Metalworkers union Numsa, which is one of the applicants and wants Vavi’s suspension declared unlawful, is also asking the Johannesburg High Court to rule that the disciplinary action following his suspension is just as illegal.
Vavi and three unions want his suspension to be set aside since it did not happen according to Cosatu’s constitution.
Last year Vavi was suspended for having sex with an employee at Cosatu’s offices. The decision was made at a central executive committee meeting in August. According to the constitution, the committee was meant to vote on Vavi’s suspension as well as the disciplinary action, but instead members only gave oral input.
Cosatu believes this was enough because there was a simple majority in support of the suspension – which has since been questioned – and that there was a precedent from past meetings where the committee often did not vote when it was meant to.
If Deputy Judge President Phineas Mojapelo declares that the committee acted unlawfully, it could apply to all decisions taken.
And although Cosatu could reinstate disciplinary action against Vavi, it would be much more difficult to do so because he would wield more influence inside the federation than outside.
However, Vavi has not made the same request as Numsa, the Food and Allied Workers Union, and the SA Football Players Union on the disciplinary action.
He has said through his senior counsel that he looks forward to defending himself. Vavi is facing nine charges including financial irregularities relating to the sale of Cosatu’s old building and the purchase of its new one, and bringing the federation into disrepute.
On Friday, advocate Karel Tip SC, for Cosatu, argued that the disciplinary process should go forward.
He said a probe had been concluded, there was also a forensic investigation, there was a charge sheet, and independent chairman, advocate Wim Trengove, had been appointed to hear the matter in May.
“There is a duty on Cosatu, especially with such a senior person, to have these allegations tested,” Tip said.

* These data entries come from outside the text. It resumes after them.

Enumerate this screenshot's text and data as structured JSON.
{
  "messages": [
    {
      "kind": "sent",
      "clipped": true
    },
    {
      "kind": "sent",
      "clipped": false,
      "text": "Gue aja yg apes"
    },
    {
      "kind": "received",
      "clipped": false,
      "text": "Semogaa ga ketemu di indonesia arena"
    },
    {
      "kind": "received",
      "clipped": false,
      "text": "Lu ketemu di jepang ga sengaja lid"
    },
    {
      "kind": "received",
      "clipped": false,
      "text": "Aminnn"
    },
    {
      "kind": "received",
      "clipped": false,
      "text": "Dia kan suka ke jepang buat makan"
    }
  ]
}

He asked Judge Mojapelo to take into account that Vavi’s disciplinary hearing would determine his fate.
Cosatu’s lawyers spent most of the day arguing whether the high court had the jurisdiction to hear the matter. They believe it should have been taken to the Labour Court or the Commission for Conciliation, Mediation and Arbitration since the suspension was an employment matter.
It would be more difficult for Vavi to win in the Labour Court because it is a specialised court and therefore the interrogation of his employment contract and relating laws would be much more stringent.
Vavi’s senior counsel, advocate Paul Kennedy, countered, saying that although Vavi was an employee of Cosatu, he was also an elected official under the federation’s constitution, which was not covered by the Labour Relations Act.
Another attorney for Cosatu, Kirsty McLean, was less successful in her argument on what forum should hear Vavi’s case, saying Cosatu’s constitution should not be taken into account.
She was interrupted several times by a frustrated Judge Mojapelo because the case she was presenting was different to the one in her heads of argument.
“I haven’t been given these heads. The other side hasn’t been given these heads and I’m expected to digest them,” he said.
Tip told the court there would be no complaint from Cosatu if the judge ordered it to conduct itself properly in the future, but did not make a ruling on the suspension or disciplinary action.
But Kennedy scoffed at this suggestion, as well as the argument that a quasi vote at the central executive committee would have sufficed, as it had in the past meetings. “There was a multiplicity of views… If they have done it wrong 10 times, they have done it wrong 10 times.”